As credit union rock stars go, Bruce Foulke is like an Eddie Van Halen or Keith Richards—someone who looks like he’s having a lot of fun.
Start with his business acumen. When Foulke took over as president/CEO of American Heritage Federal Credit Union in Philadelphia 38 years ago, the credit union had one office and $4 million in assets. Today, it boasts 33 offices and $2 billion in assets. Through his tenure, Foulke has engineered 52 mergers, mostly with small credit unions on the brink of insolvency, he says.
Then there’s his belief in extending the credit union philosophy to his personal life. “I love helping people out,” Foulke says. “When I’m not doing this job, I’m a volunteer fireman.”
And he’s dedicated to improving the lives of people around him.
“Bruce is an effervescent person, who works tirelessly for others—especially those less fortunate,” says Rich Hasson, American Heritage Federal vice president.
To that end, all American Heritage Federal ATMs are surcharge free—even for nonmembers. “We’re here to help the community we serve,” Foulke says.
“We started out serving a low-income neighborhood, and we will always be here to serve everybody in the community. It’s a great source of goodwill.”
Foulke also founded one of the first credit union charitable foundations, Kids-N-Hope, which has been instrumental in developing a music therapy program for Children’s Hospital of Philadelphia.

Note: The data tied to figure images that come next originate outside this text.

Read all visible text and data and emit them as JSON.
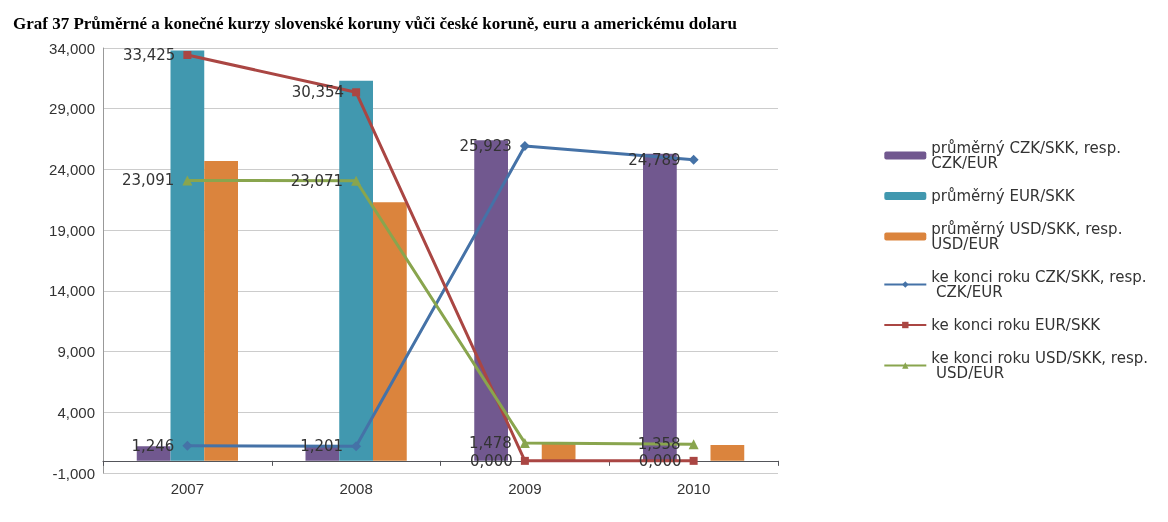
{
  "chart_data": {
    "type": "bar",
    "title": "Graf 37 Průměrné a konečné kurzy slovenské koruny vůči české koruně, euru a americkému dolaru",
    "categories": [
      "2007",
      "2008",
      "2009",
      "2010"
    ],
    "series": [
      {
        "name": "průměrný CZK/SKK, resp. CZK/EUR",
        "color": "#71588f",
        "values": [
          1.2,
          1.2,
          26.4,
          25.3
        ]
      },
      {
        "name": "průměrný EUR/SKK",
        "color": "#4198af",
        "values": [
          33.8,
          31.3,
          null,
          null
        ]
      },
      {
        "name": "průměrný USD/SKK, resp. USD/EUR",
        "color": "#db843d",
        "values": [
          24.7,
          21.3,
          1.4,
          1.3
        ]
      },
      {
        "name": "ke konci roku CZK/SKK, resp. CZK/EUR",
        "type": "line",
        "color": "#4572a7",
        "marker": "diamond",
        "values": [
          1.246,
          1.201,
          25.923,
          24.789
        ],
        "value_labels": [
          "1,246",
          "1,201",
          "25,923",
          "24,789"
        ]
      },
      {
        "name": "ke konci roku EUR/SKK",
        "type": "line",
        "color": "#aa4643",
        "marker": "square",
        "values": [
          33.425,
          30.354,
          0,
          0
        ],
        "value_labels": [
          "33,425",
          "30,354",
          "0,000",
          "0,000"
        ]
      },
      {
        "name": "ke konci roku USD/SKK, resp. USD/EUR",
        "type": "line",
        "color": "#89a54e",
        "marker": "triangle",
        "values": [
          23.091,
          23.071,
          1.478,
          1.358
        ],
        "value_labels": [
          "23,091",
          "23,071",
          "1,478",
          "1,358"
        ]
      }
    ],
    "ylim": [
      -1,
      34
    ],
    "yticks": [
      {
        "value": -1,
        "label": "-1,000"
      },
      {
        "value": 4,
        "label": "4,000"
      },
      {
        "value": 9,
        "label": "9,000"
      },
      {
        "value": 14,
        "label": "14,000"
      },
      {
        "value": 19,
        "label": "19,000"
      },
      {
        "value": 24,
        "label": "24,000"
      },
      {
        "value": 29,
        "label": "29,000"
      },
      {
        "value": 34,
        "label": "34,000"
      }
    ],
    "grid": "y",
    "legend": "right"
  }
}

Since its inception, Kids-N-Hope has raised $1.5 million. Its signature event is the annual Kids-N-Hope Gelatin Olympics, where kids and adults slide through 700 gallons of gelatin. This year, the event raised $37,000.

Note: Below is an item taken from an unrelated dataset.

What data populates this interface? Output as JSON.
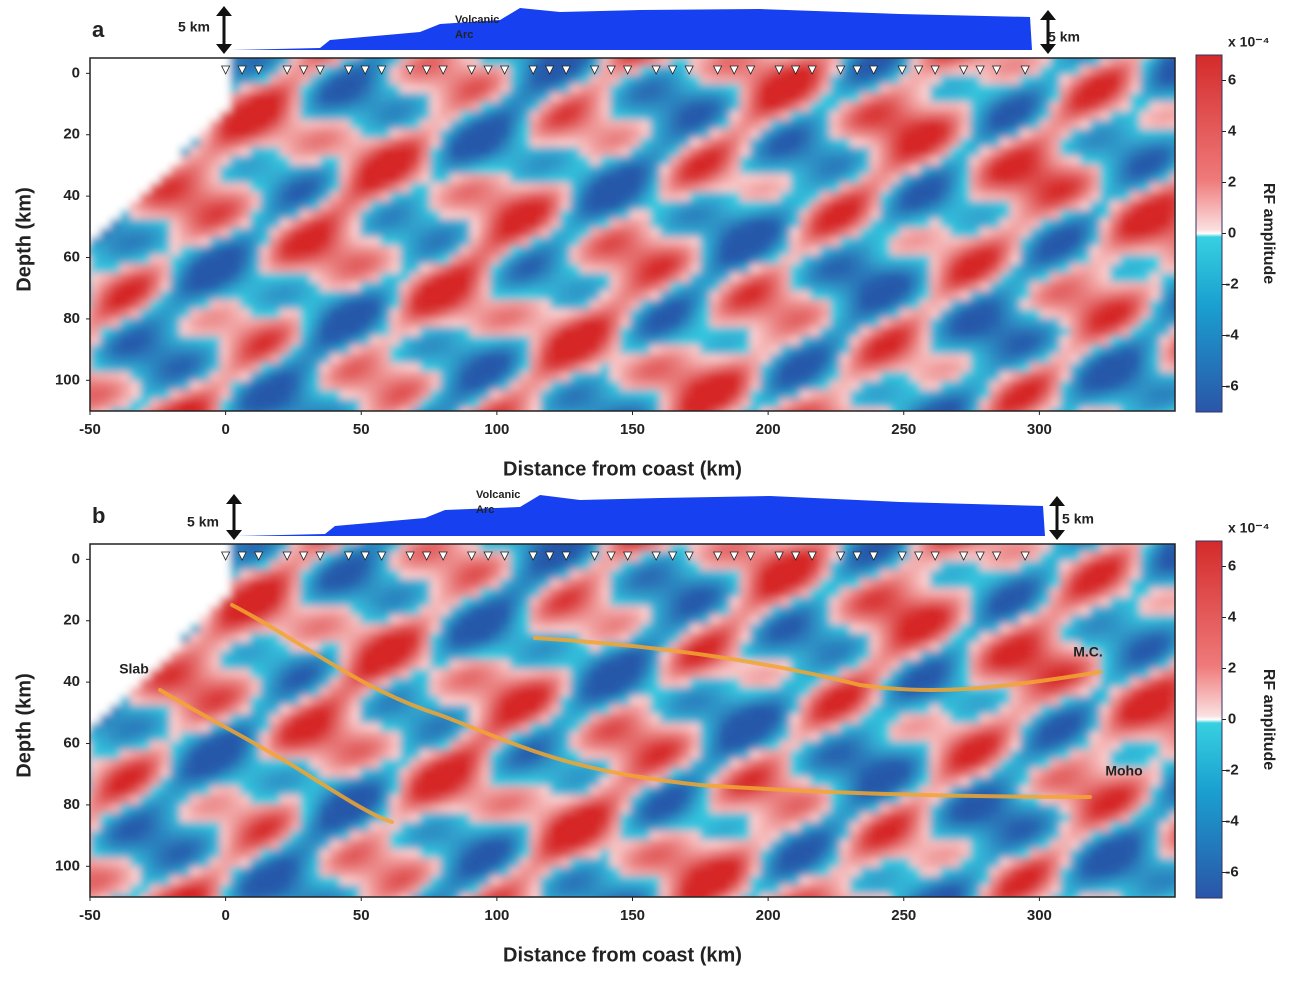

Did we mention that Foulke likes to have fun?
Foulke is also a former board member of the World Council of Credit Unions. Through that relationship, American Heritage Federal adopted an orphanage in Busia, Kenya. The credit union has donated nearly $150,000 to the orphanage.

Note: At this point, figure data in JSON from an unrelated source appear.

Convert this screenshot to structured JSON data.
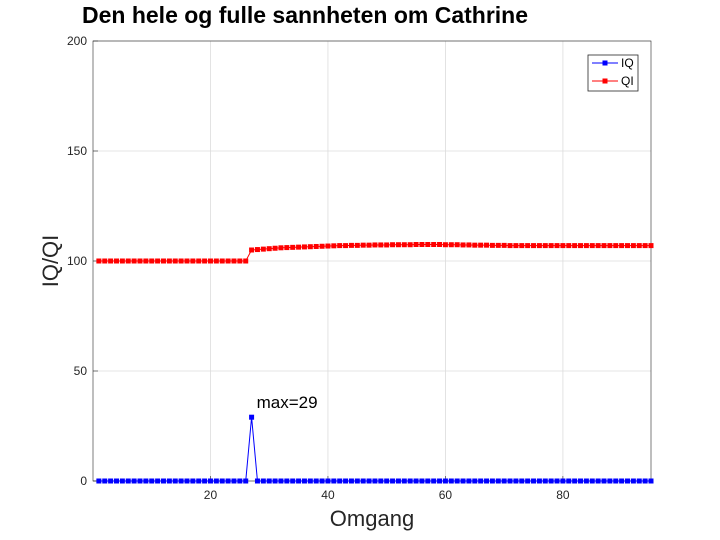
{
  "chart_data": {
    "type": "line",
    "title": "Den hele og fulle sannheten om Cathrine",
    "xlabel": "Omgang",
    "ylabel": "IQ/QI",
    "xlim": [
      0,
      95
    ],
    "ylim": [
      0,
      200
    ],
    "xticks": [
      20,
      40,
      60,
      80
    ],
    "yticks": [
      0,
      50,
      100,
      150,
      200
    ],
    "grid": true,
    "legend": "top-right",
    "annotation": {
      "text": "max=29",
      "x": 27,
      "y": 29
    },
    "series": [
      {
        "name": "IQ",
        "color": "#0000ff",
        "values": [
          0,
          0,
          0,
          0,
          0,
          0,
          0,
          0,
          0,
          0,
          0,
          0,
          0,
          0,
          0,
          0,
          0,
          0,
          0,
          0,
          0,
          0,
          0,
          0,
          0,
          0,
          29,
          0,
          0,
          0,
          0,
          0,
          0,
          0,
          0,
          0,
          0,
          0,
          0,
          0,
          0,
          0,
          0,
          0,
          0,
          0,
          0,
          0,
          0,
          0,
          0,
          0,
          0,
          0,
          0,
          0,
          0,
          0,
          0,
          0,
          0,
          0,
          0,
          0,
          0,
          0,
          0,
          0,
          0,
          0,
          0,
          0,
          0,
          0,
          0,
          0,
          0,
          0,
          0,
          0,
          0,
          0,
          0,
          0,
          0,
          0,
          0,
          0,
          0,
          0,
          0,
          0,
          0,
          0,
          0
        ]
      },
      {
        "name": "QI",
        "color": "#ff0000",
        "values": [
          100,
          100,
          100,
          100,
          100,
          100,
          100,
          100,
          100,
          100,
          100,
          100,
          100,
          100,
          100,
          100,
          100,
          100,
          100,
          100,
          100,
          100,
          100,
          100,
          100,
          100,
          105,
          105.2,
          105.4,
          105.6,
          105.8,
          106,
          106.1,
          106.2,
          106.3,
          106.4,
          106.5,
          106.6,
          106.7,
          106.8,
          106.9,
          107,
          107,
          107.1,
          107.1,
          107.2,
          107.2,
          107.3,
          107.3,
          107.3,
          107.4,
          107.4,
          107.4,
          107.4,
          107.5,
          107.5,
          107.5,
          107.5,
          107.5,
          107.4,
          107.4,
          107.4,
          107.3,
          107.3,
          107.2,
          107.2,
          107.2,
          107.1,
          107.1,
          107.1,
          107,
          107,
          107,
          107,
          107,
          107,
          107,
          107,
          107,
          107,
          107,
          107,
          107,
          107,
          107,
          107,
          107,
          107,
          107,
          107,
          107,
          107,
          107,
          107,
          107
        ]
      }
    ]
  }
}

“Our board is heavily involved with supporting it. We pay for the kids’ food, so they get three square meals a day,” Foulke says. “We’ve gone over there several times and built beds, fences, and playgrounds for the kids. We’ve met the community leaders, and helped out the people that run the credit unions over there.”
Foulke is 63 years old, but he has no plans to retire in the near future. “What else would I do?” he asks.